The case centres on the Capital Allocation Plan (CAP), a mechanism designed to defer partner remuneration and reduce tax liabilities by routing profits through a corporate member. The Court examined whether these deferred payments should be taxed as partnership profit shares under section 850 of ITTOIA or as miscellaneous income under section 687.

Ultimately, the Court dismissed HMRC’s appeal, ruling that the partners did not have a contractual right to the profits during the relevant period to trigger section 850. However, it also dismissed the partners’ appeal, concluding that the payments were taxable as income because they originated from a legally defined source through the exercise of discretion.

Facts of the case: The capital allocation plan (CAP)

HFFX is a limited liability partnership (LLP) established in 2010 that generated large profits in the foreign exchange market. To distribute these profits while minimising tax liabilities and incentivising members to remain with the firm, HFFX utilised a deferred remuneration mechanism known as the Capital Allocation Plan (CAP).

Under the CAP, a significant portion of profits (typically around 50%) that would have ordinarily gone to individual members was instead allocated to a corporate member, GSA Member Limited (GSAM). The primary tax advantage was that GSAM was subject to a lower corporation tax rate, rather than the higher income tax rates that would have applied to the individual members.

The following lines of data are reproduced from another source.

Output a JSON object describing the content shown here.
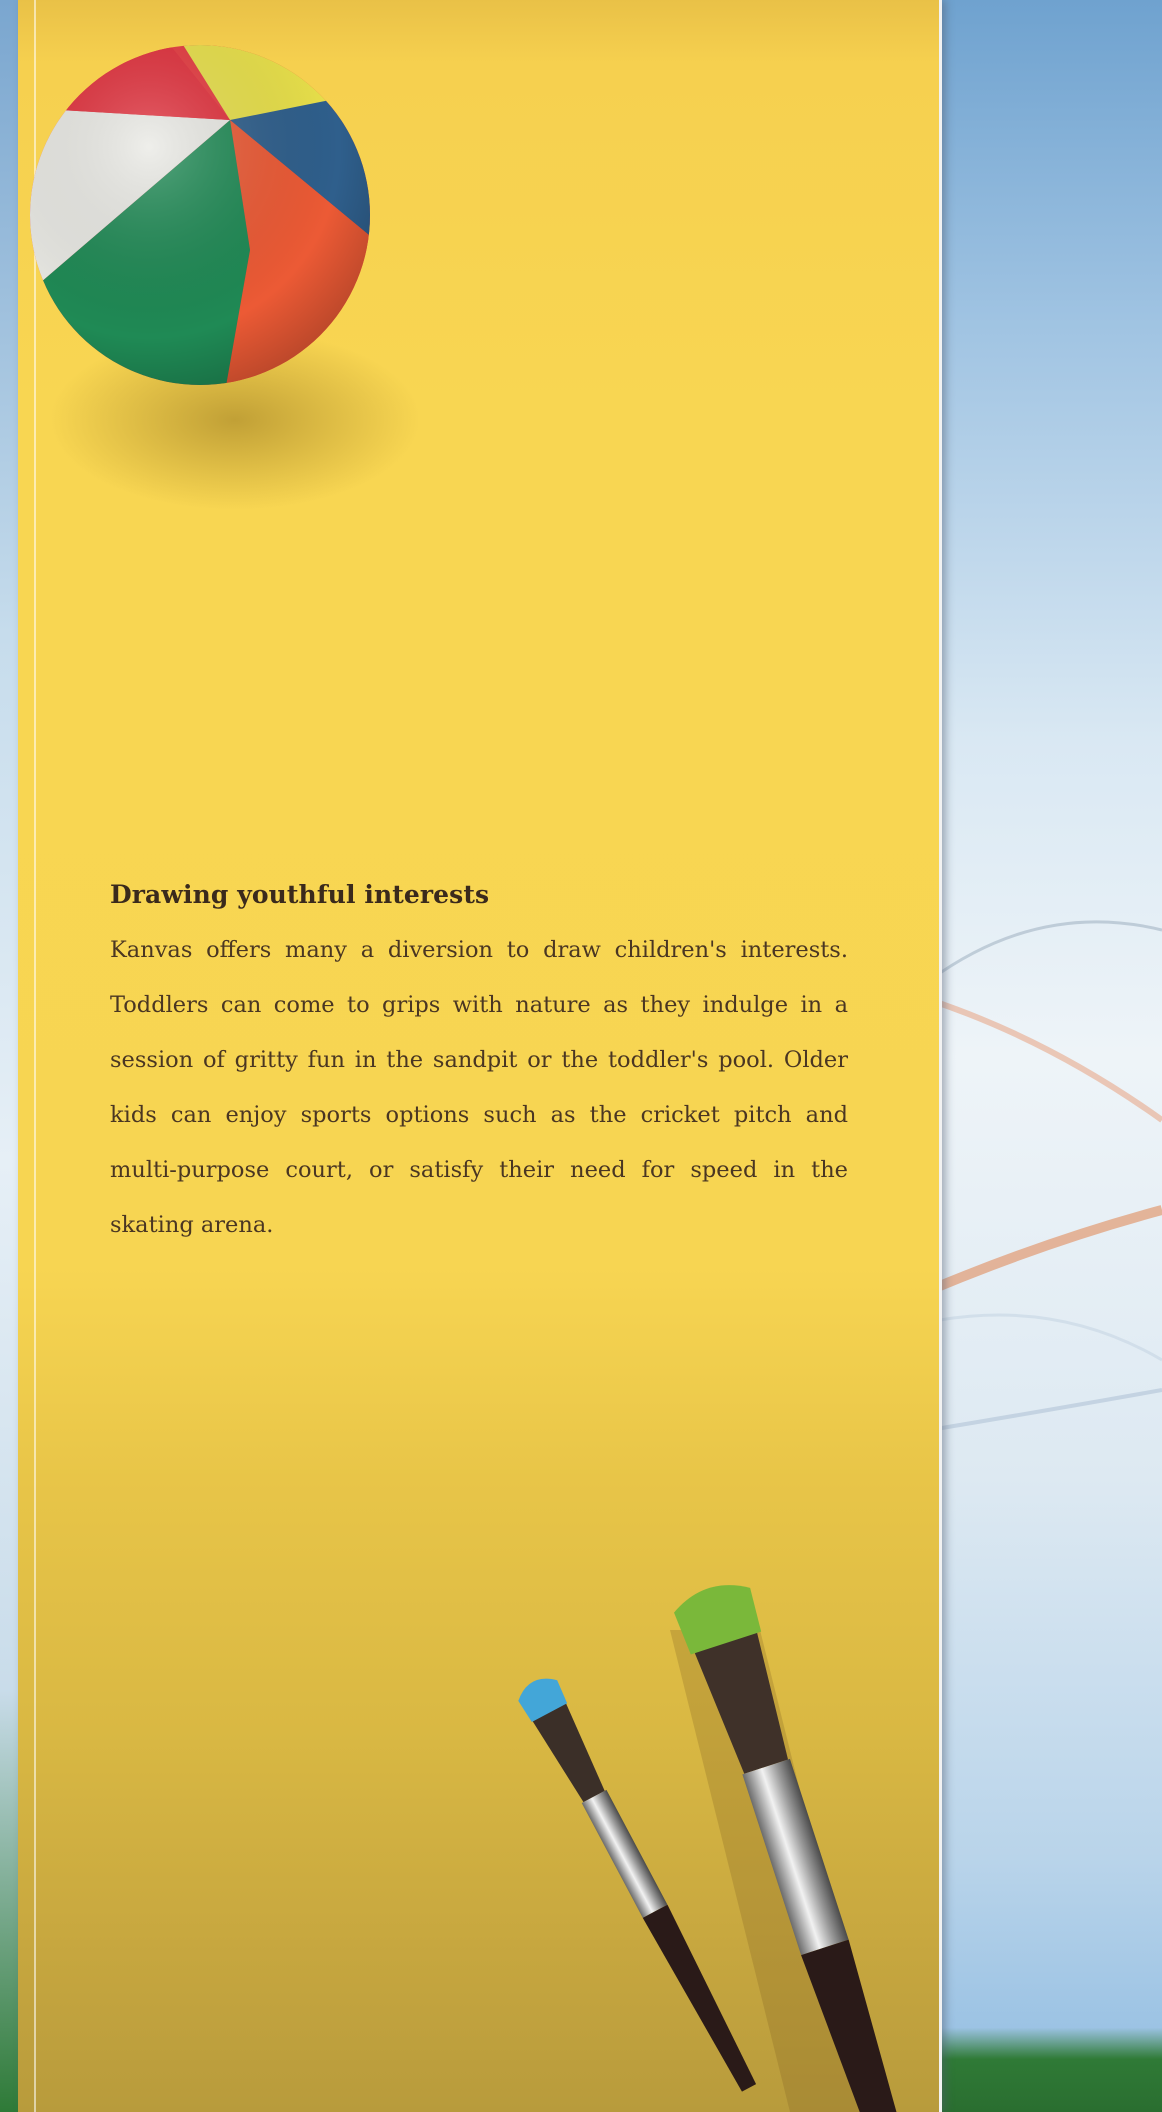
{
  "article": {
    "heading": "Drawing youthful interests",
    "body": "Kanvas offers many a diversion to draw children's interests. Toddlers can come to grips with nature as they indulge in a session of gritty fun in the sandpit or the toddler's pool. Older kids can enjoy sports options such as the cricket pitch and multi-purpose court, or satisfy their need for speed in the skating arena."
  },
  "colors": {
    "panel_yellow": "#f7d552",
    "text_brown": "#4a3622",
    "sky_blue": "#9fc3e2",
    "grass_green": "#2f7a36"
  },
  "images": {
    "top_left": "beach-ball",
    "bottom_right": "paint-brushes"
  }
}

GSAM invested the allocated profits in funds and subsequently sold them in three equal annual tranches, returning the proceeds to HFFX as “Special Capital”. GSAM held “absolute discretion” over whether to reallocate this Special Capital to the individual members. However, it was agreed that this discretion was subject to an implied Braganza duty, meaning GSAM was legally obligated to exercise its discretion rationally and for its proper conferred purposes. This discretion was genuine and occasionally exercised to penalise “bad leavers” or account for poor performance.

Core issues

The Supreme Court had to resolve two primary appeals concerning the Income Tax (Trading and Other Income) Act 2005 (ITTOIA):

  1. HMRC’s Appeal (Section 850): Whether the profit shares allocated to GSAM should actually be regarded as the individual members’ profit shares determined “in accordance with the firm’s profit-sharing arrangements” under section 850.
  2. The Individual Members’ Appeal (Section 687): Whether the Special Capital received by the individual members constituted income from a relevant “source” and was therefore taxable as miscellaneous income under section 687.

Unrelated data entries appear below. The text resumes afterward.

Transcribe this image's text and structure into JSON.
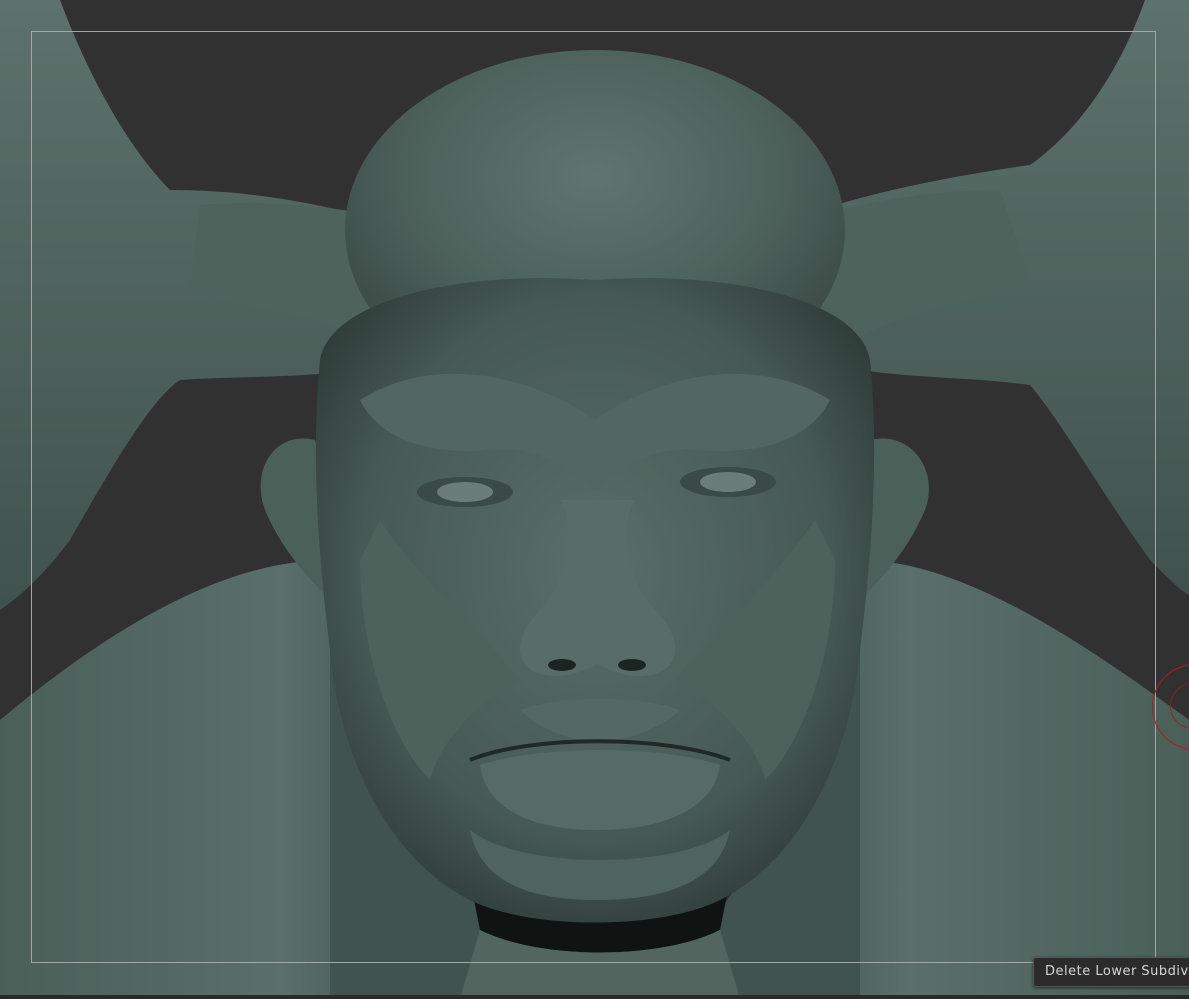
{
  "viewport": {
    "background_color": "#313131",
    "model_color": "#4f625d",
    "frame_color": "#a3a7a5"
  },
  "model": {
    "description_icon": "sculpted-ogre-head-model"
  },
  "brush_cursor": {
    "color": "#b01c1c"
  },
  "tooltip": {
    "text": "Delete Lower Subdiv"
  }
}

Decision on Section 850 ITTOIA 2005

The Supreme Court dismissed HMRC’s appeal, ruling that the special capital could not be taxed under section 850.

Lord Sales explained that the general scheme of taxation for partnerships operates on a “look-through” basis, which requires certainty regarding who is responsible for the tax during a specific accounting period. For section 850 to apply, an individual partner must have a contractual right subsisting in the relevant period of account to receive that specific share of the profits.

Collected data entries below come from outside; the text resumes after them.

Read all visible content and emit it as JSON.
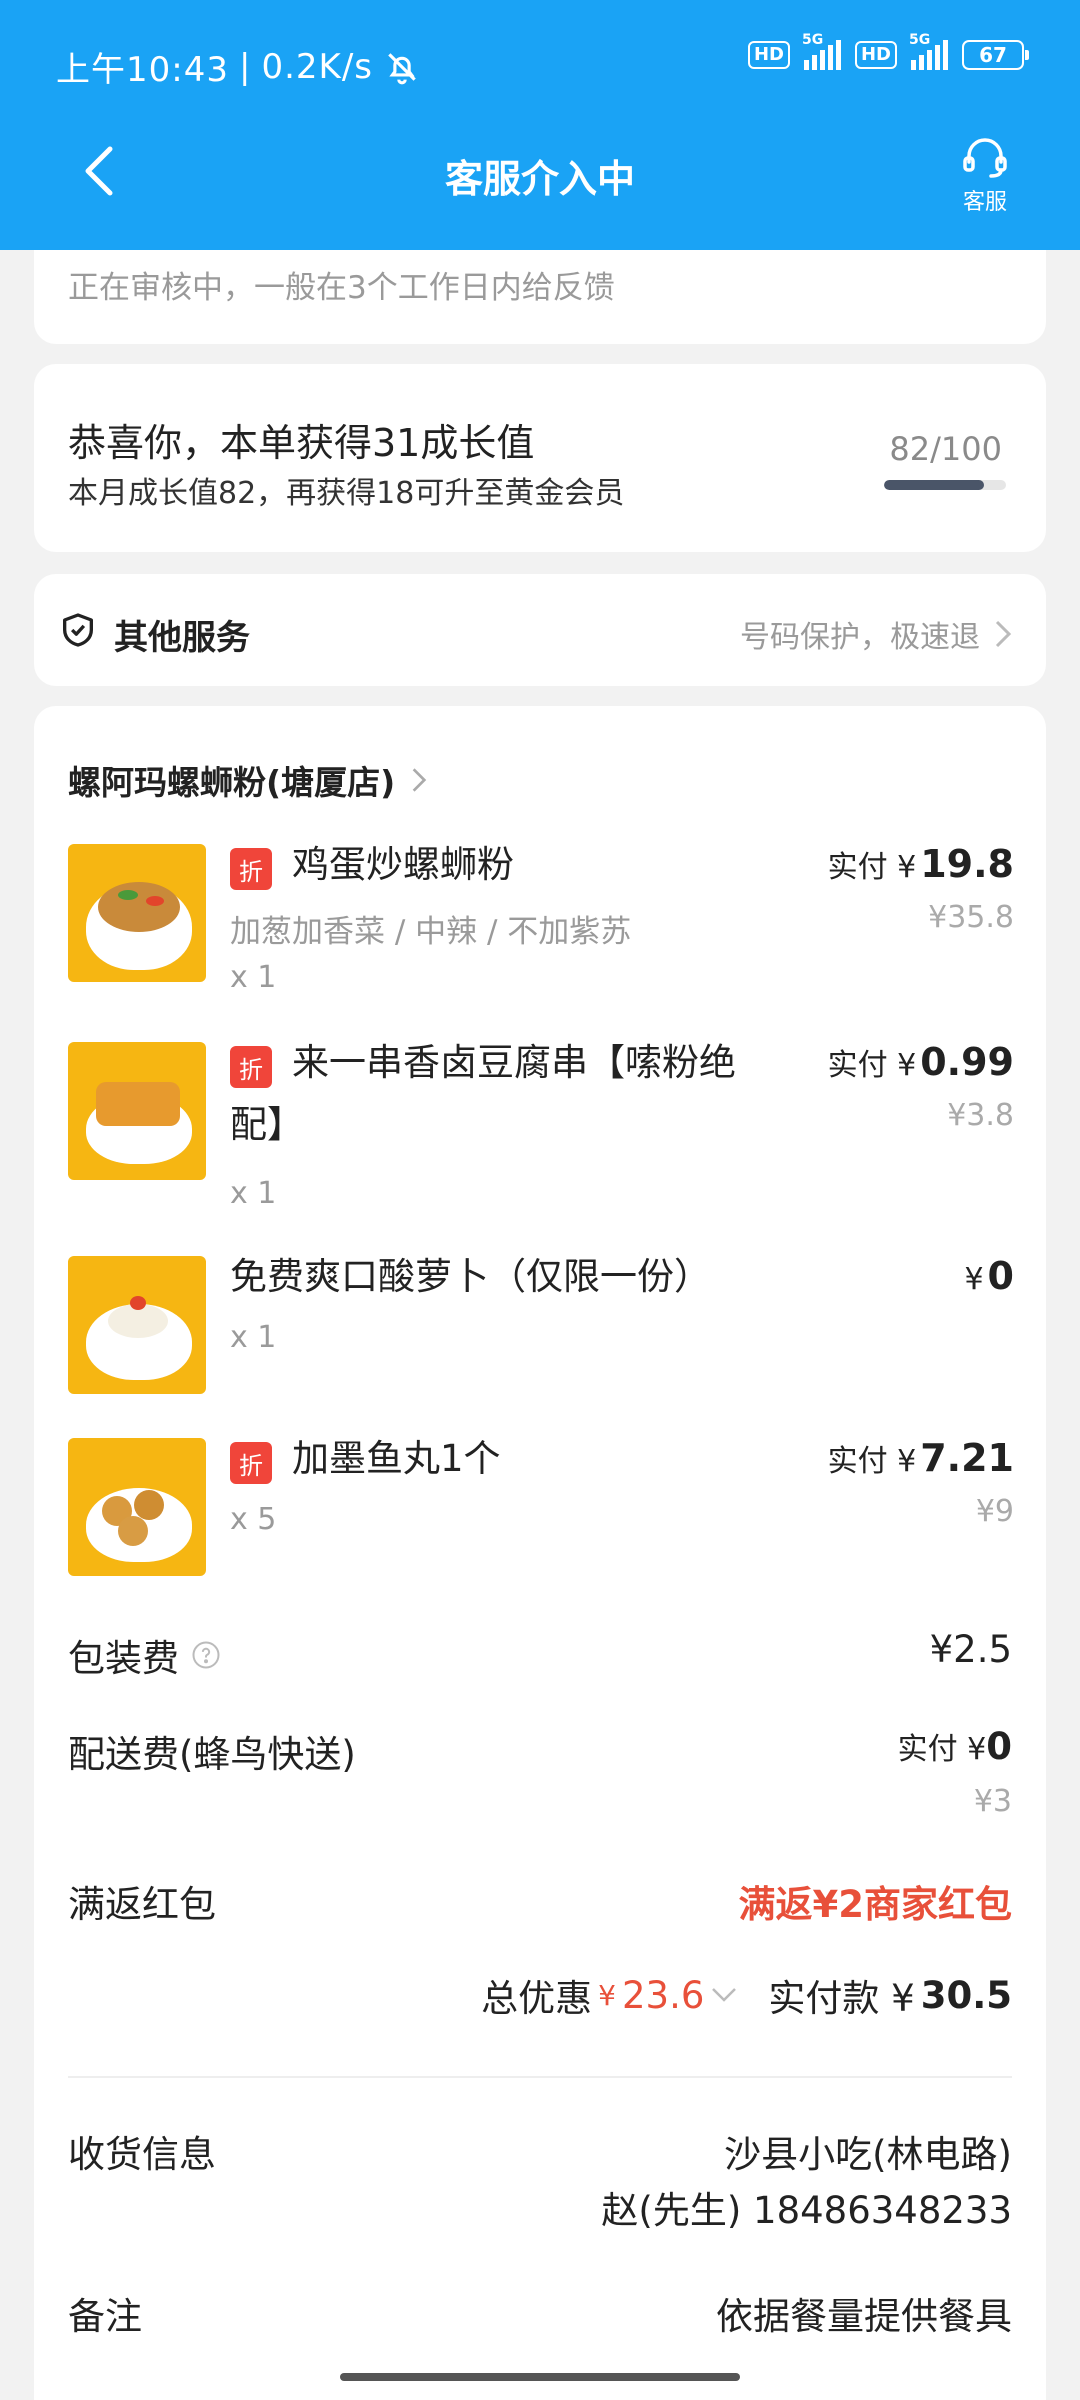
{
  "status_bar": {
    "time": "上午10:43",
    "speed": "0.2K/s",
    "hd": "HD",
    "net": "5G",
    "battery": "67"
  },
  "nav": {
    "title": "客服介入中",
    "cs_label": "客服"
  },
  "review": {
    "text": "正在审核中，一般在3个工作日内给反馈"
  },
  "growth": {
    "title": "恭喜你，本单获得31成长值",
    "subtitle": "本月成长值82，再获得18可升至黄金会员",
    "count": "82/100",
    "progress": 0.82
  },
  "services": {
    "title": "其他服务",
    "detail": "号码保护，极速退"
  },
  "order": {
    "store": "螺阿玛螺蛳粉(塘厦店)",
    "items": [
      {
        "tag": "折",
        "name": "鸡蛋炒螺蛳粉",
        "spec": "加葱加香菜 / 中辣 / 不加紫苏",
        "qty": "x 1",
        "paid_label": "实付 ¥",
        "price": "19.8",
        "orig": "¥35.8"
      },
      {
        "tag": "折",
        "name_line1": "来一串香卤豆腐串【嗦粉绝",
        "name_line2": "配】",
        "qty": "x 1",
        "paid_label": "实付 ¥",
        "price": "0.99",
        "orig": "¥3.8"
      },
      {
        "name": "免费爽口酸萝卜（仅限一份）",
        "qty": "x 1",
        "paid_label": "¥",
        "price": "0"
      },
      {
        "tag": "折",
        "name": "加墨鱼丸1个",
        "qty": "x 5",
        "paid_label": "实付 ¥",
        "price": "7.21",
        "orig": "¥9"
      }
    ],
    "packing": {
      "label": "包装费",
      "value": "¥2.5"
    },
    "delivery": {
      "label": "配送费(蜂鸟快送)",
      "paid_label": "实付 ¥",
      "value": "0",
      "orig": "¥3"
    },
    "coupon": {
      "label": "满返红包",
      "value": "满返¥2商家红包"
    },
    "summary": {
      "discount_label": "总优惠",
      "discount_currency": "¥",
      "discount": "23.6",
      "paid_label": "实付款 ¥",
      "paid": "30.5"
    },
    "receive": {
      "label": "收货信息",
      "address": "沙县小吃(林电路)",
      "contact": "赵(先生) 18486348233"
    },
    "note": {
      "label": "备注",
      "value": "依据餐量提供餐具"
    }
  },
  "colors": {
    "header": "#1aa3f5",
    "accent_red": "#e8503a",
    "tag_red": "#f0453a"
  }
}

Because the deferred remuneration sums under the CAP were discretionary and distributed in later tax years, the individual members had no contractual right to receive those specific sums during the relevant period of account.

The Court rejected HMRC’s argument to look broadly at the “commercial reality” of the situation, maintaining instead that the statute relies on the strict contractual rights of the partners during the specific period.

Decision on Section 687 ITTOIA 2005

The Supreme Court also dismissed the individual members’ appeal, confirming that the Special Capital was fully taxable as miscellaneous income under section 687.

The individual members had conceded that the payments were “income” and not purely voluntary gifts, but they argued that the income lacked a taxable “source” because they had no absolute legal entitlement to it prior to the exercise of GSAM’s discretion.

The Supreme Court rejected this argument. Relying on historic tax cases such as Cunard’s Trustees, the Court concluded that the exercise of a discretion framed by a legal instrument to pay a sum naturally qualifies as a “source” for the purposes of the tax regime.

The individual members’ underlying rights outlined in the LLP Deed, combined with the discretionary decisions taken by GSAM in their favour (which were governed and protected by the implied Braganza obligations), provided a sufficient legal foundation to act as the source of the income. Therefore, the combination of the legal framework and the exercise of discretion amounted to a valid source, making the deferred remuneration taxable under section 687.